On such occasions, the parent with an obligation to pay child support (“the payer”) or the parent entitled to receive child support (“the payee”) may be entitled to lodge an objection to the assessment and an officer from within the Agency may then review the decision in-house. The result may be an adjustment to the assessment in the particular case to reflect the true financial capacity of the parents.
If unsatisfied with the in-house review decision, the applicant may then appeal externally to the Agency to the Social Security Appeals Tribunal, in some more complex cases, for a departure order to a Court.
Objections addressed by CSA in-house
A parent (or a non parent carer) may lodge an objection with the Agency to reconsider an assessment which has been issued. An officer from the Agency will review the original decision by considering submissions lodged by both parents.
The Agency officer may change the original assessment if the case falls within the category of one or more specific “reasons” listed in the Act, namely:
- If the payer incurs high costs to enable him/her to spend time with the child;
- high costs associated with the child’s special needs
- High costs of caring for, educating or training the child in the way both parents intended
- The original assessment is unfair because of the child’s income, earning capacity, property or financial resources
- The original assessment is unfair because the payer has paid or transferred money, goods or property to the child, the payee, or a third party for the benefit of the child
- the high child care costs for the child (and the child is under 12 years of age)

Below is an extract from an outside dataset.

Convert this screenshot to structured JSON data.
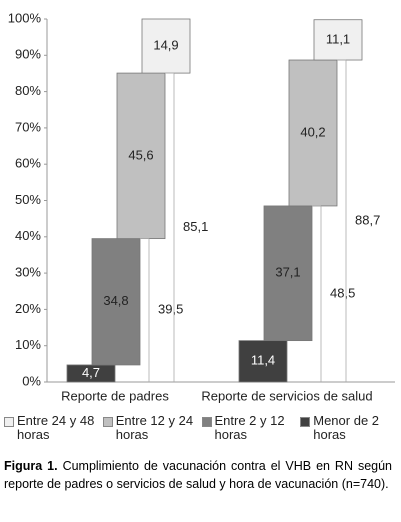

- The parent’s necessary expenses significantly affect their capacity to support the child
- The original assessment is unfair because of the income, earning capacity, property or financial resources of one or both parents.
- The parent’s capacity to support the child is significantly affected by:
- their legal duty to maintain another child or person,
- their necessary expenses in supporting another child or person they have a legal duty to maintain
- their high costs of enabling them to spend time with, or communicate with, another child or person they have a legal duty to maintain.

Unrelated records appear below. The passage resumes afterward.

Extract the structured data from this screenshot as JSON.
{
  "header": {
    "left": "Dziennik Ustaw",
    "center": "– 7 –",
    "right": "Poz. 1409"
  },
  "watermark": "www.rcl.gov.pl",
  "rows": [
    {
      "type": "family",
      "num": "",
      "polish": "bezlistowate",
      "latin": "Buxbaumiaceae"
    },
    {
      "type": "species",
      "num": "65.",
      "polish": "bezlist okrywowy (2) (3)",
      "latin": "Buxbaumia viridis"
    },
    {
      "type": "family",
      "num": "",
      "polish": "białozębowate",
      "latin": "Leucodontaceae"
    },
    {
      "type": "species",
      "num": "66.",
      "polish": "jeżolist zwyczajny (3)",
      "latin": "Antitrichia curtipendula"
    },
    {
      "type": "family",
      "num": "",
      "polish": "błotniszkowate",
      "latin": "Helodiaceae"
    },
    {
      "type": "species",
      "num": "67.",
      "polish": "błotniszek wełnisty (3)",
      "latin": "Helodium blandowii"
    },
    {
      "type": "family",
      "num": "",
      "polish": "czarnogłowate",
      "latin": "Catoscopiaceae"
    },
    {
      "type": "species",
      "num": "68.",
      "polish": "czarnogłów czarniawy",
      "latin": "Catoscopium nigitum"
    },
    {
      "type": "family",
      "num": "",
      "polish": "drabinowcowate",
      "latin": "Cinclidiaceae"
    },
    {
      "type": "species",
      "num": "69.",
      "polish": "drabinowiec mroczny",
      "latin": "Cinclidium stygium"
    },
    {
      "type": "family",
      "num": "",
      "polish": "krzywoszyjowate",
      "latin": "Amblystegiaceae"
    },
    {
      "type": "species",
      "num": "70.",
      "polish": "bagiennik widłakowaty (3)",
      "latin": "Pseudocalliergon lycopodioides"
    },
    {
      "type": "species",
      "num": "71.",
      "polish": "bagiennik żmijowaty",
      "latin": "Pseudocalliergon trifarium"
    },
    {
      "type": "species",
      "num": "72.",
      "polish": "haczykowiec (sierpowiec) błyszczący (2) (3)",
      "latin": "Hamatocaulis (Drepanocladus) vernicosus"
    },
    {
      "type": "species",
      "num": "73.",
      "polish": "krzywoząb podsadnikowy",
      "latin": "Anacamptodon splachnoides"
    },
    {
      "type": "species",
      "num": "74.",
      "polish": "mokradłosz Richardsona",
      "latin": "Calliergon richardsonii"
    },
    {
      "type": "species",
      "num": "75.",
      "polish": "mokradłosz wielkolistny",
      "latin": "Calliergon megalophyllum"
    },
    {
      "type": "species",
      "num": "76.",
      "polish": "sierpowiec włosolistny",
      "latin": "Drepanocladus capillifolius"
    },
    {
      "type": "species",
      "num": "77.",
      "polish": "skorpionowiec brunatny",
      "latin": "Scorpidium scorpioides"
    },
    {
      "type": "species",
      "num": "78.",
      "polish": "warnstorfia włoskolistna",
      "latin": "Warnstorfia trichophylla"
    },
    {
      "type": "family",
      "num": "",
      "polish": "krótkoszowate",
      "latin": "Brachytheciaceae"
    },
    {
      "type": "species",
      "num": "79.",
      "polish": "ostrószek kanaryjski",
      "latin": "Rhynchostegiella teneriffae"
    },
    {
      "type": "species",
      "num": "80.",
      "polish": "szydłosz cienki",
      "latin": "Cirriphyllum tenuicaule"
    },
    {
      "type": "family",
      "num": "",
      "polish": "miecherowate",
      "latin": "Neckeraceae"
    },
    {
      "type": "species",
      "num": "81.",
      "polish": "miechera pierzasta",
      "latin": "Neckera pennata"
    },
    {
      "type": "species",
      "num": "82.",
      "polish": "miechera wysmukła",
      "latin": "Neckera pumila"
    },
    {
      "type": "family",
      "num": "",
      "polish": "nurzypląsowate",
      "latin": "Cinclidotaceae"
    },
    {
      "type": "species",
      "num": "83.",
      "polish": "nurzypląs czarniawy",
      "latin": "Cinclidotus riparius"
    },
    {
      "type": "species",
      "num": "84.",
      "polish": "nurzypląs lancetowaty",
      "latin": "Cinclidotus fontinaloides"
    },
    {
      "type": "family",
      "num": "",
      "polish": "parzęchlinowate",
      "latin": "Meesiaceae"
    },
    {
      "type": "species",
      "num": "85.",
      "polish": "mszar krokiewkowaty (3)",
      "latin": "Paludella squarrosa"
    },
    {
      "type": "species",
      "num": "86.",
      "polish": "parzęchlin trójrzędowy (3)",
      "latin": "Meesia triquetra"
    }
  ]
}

- The parent’s responsibility to maintain a resident child significantly reduces their capacity to support the child support child.
External review applications to the SSAT or AAT
A parent may challenge the in-house review decision by appealing to the Social Security Appeals Tribunal (SSAT).
The SSAT provides an informal and economical procedure to review decisions made by the Agency.
The SSAT will consider all submissions by the parties and will take a fresh look at the original decision made by the Agency.
Appeals to the Courts
A parent affected by a decision from the SSAT may appeal to the Family Court or the Federal Magistrates Court applying family law jurisdiction.
A parent may in some cases also appeal directly to a Court in relation to a decision made by the Agency.